Index

11. Conclusion: From Rails to Roads


While the village of Wakopa was able to make the transition from the era of pioneer trails to the era of regular railway service, but surviving the end of the railway era and the dominance of the automobile was just not viable.

Many villages never recovered from the depression, but that merely hastened their inevitable decline. An all-day trek to Killarney with a horse and buggy over muddy trails, soon became a fifteen-minute drive over graded gravel roads. A local general store might survive for a while in the same way that convenience stores survive in the cities, but when you combine the convenience of car travel, the luxury of the endless consumer goods and farm supplies available in the nearby towns, it was hard to compete, hard to make a buck. On top of that, rural depopulation accelerated after WW2 just as railway service was declining. There just wasn’t a need for a village every few miles.

When the railway ceased operation on the Wakopa – Greenway Branch, there was one less reason for local farmers to make the trip to the village. They were already heading to Boissevain and Killarney for most of their supplies.
 


In 1884, before the railway arrived, Wakopa was the oldest and most commercially viable settlement in the region.

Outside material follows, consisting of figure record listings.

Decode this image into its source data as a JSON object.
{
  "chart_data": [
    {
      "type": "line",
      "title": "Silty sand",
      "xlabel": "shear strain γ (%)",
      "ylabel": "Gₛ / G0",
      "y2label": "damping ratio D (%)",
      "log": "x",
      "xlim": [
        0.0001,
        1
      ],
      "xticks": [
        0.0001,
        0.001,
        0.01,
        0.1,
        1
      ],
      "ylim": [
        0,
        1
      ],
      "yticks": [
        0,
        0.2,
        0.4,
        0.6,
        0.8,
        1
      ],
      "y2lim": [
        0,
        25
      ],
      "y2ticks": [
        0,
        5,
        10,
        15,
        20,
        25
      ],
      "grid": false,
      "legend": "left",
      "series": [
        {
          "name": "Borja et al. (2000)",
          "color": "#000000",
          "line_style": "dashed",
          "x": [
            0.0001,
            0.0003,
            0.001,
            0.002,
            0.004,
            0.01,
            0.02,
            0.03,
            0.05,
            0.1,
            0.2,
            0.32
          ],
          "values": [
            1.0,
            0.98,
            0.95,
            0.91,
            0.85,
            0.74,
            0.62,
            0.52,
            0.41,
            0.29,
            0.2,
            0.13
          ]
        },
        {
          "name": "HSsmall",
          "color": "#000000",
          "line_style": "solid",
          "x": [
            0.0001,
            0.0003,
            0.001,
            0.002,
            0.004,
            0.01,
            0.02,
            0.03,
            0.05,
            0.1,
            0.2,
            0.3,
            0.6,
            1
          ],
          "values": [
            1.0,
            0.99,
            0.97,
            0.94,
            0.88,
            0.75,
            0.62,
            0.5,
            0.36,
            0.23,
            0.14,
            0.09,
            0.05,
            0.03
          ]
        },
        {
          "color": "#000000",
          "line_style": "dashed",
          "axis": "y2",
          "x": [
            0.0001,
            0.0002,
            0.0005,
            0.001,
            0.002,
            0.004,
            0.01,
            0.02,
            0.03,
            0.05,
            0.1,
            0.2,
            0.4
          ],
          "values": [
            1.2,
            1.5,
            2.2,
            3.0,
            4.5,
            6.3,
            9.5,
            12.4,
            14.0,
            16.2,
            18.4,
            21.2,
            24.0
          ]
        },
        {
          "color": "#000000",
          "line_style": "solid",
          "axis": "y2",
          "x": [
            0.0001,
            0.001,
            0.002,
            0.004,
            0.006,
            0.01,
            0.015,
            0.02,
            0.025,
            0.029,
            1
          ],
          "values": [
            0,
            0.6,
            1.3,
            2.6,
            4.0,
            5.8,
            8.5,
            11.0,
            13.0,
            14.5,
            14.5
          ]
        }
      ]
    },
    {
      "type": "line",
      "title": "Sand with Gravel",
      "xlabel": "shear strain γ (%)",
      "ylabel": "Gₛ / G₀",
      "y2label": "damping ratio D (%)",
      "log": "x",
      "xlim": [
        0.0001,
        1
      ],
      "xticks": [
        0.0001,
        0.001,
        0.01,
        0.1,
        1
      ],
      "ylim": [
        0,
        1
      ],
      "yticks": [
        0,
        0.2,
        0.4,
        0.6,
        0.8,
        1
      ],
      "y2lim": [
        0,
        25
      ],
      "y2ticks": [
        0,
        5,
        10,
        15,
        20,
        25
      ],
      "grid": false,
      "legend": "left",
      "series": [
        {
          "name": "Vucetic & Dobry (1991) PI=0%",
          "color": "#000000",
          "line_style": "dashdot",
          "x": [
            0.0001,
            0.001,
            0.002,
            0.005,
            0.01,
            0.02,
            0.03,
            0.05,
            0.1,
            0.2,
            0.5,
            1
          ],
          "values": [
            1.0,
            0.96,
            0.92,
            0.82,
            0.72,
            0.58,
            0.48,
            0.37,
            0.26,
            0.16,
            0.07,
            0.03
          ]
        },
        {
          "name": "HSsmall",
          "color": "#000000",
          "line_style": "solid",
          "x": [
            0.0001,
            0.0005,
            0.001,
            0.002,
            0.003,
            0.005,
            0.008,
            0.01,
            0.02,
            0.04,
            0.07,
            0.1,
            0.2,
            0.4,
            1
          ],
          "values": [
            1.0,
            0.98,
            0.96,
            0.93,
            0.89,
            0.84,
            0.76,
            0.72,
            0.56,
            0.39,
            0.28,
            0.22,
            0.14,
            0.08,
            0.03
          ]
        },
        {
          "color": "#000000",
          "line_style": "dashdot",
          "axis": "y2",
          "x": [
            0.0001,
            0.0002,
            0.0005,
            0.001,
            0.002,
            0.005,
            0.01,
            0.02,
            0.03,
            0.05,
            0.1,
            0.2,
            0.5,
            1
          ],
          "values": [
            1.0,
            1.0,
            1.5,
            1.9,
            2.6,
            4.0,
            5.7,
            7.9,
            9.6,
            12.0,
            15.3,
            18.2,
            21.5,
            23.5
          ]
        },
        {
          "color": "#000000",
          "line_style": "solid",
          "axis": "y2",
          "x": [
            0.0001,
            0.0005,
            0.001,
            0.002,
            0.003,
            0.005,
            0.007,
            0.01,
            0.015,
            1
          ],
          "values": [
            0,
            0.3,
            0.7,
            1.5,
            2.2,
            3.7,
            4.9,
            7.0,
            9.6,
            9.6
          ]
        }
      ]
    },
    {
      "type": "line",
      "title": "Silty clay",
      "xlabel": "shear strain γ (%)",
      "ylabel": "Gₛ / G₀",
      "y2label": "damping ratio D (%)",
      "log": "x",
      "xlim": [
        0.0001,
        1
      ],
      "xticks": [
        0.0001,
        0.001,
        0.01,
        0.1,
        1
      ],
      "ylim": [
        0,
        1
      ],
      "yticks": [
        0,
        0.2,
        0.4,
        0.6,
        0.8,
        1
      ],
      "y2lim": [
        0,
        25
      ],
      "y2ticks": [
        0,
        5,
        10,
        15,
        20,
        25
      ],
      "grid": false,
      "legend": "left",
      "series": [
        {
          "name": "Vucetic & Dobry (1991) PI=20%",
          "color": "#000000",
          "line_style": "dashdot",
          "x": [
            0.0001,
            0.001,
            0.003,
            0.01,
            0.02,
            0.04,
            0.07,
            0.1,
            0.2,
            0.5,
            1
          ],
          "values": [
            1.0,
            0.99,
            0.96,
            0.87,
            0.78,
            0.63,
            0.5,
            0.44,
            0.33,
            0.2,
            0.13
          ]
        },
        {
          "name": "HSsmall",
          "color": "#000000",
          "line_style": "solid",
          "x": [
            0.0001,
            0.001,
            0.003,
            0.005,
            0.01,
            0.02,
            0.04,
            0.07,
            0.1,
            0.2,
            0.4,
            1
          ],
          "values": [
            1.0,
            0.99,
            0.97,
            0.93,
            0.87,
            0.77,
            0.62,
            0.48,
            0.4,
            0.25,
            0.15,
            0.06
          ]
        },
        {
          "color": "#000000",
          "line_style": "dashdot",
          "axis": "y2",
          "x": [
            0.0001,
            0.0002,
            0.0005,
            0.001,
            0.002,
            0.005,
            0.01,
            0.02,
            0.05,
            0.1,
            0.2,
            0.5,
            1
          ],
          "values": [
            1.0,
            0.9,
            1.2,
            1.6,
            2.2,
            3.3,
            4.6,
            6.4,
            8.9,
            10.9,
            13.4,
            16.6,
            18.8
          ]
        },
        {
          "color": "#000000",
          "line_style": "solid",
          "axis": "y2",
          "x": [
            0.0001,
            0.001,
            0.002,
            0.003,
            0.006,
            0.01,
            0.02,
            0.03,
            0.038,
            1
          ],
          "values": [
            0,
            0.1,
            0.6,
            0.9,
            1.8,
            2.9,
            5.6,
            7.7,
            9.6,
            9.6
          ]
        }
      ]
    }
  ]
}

With the arrival of the Manitoba Southwestern, soon to become a CPR branch), Wakopa, like Desford, and Wassewa, became more of post – office / school location rather than a commercial centre.

 

The arrival of two railway lines meant that almost all the locations on this map had an elevator and a station or loading platform. Wakopa, like Desford, Bannerman and Lena offered some retail activity as well as the elevator and station.


The increased use of cars, and in turn, the increased building and improved maintenance of roads gradually decreased the commercial activity in the smaller villages and increased the viability of Boissevain and Killarney.


 
Today there is no trace of all the region’s railroad era villages (except Lena) and the fact that Wakopa is still on the map could well reflect its historic significance.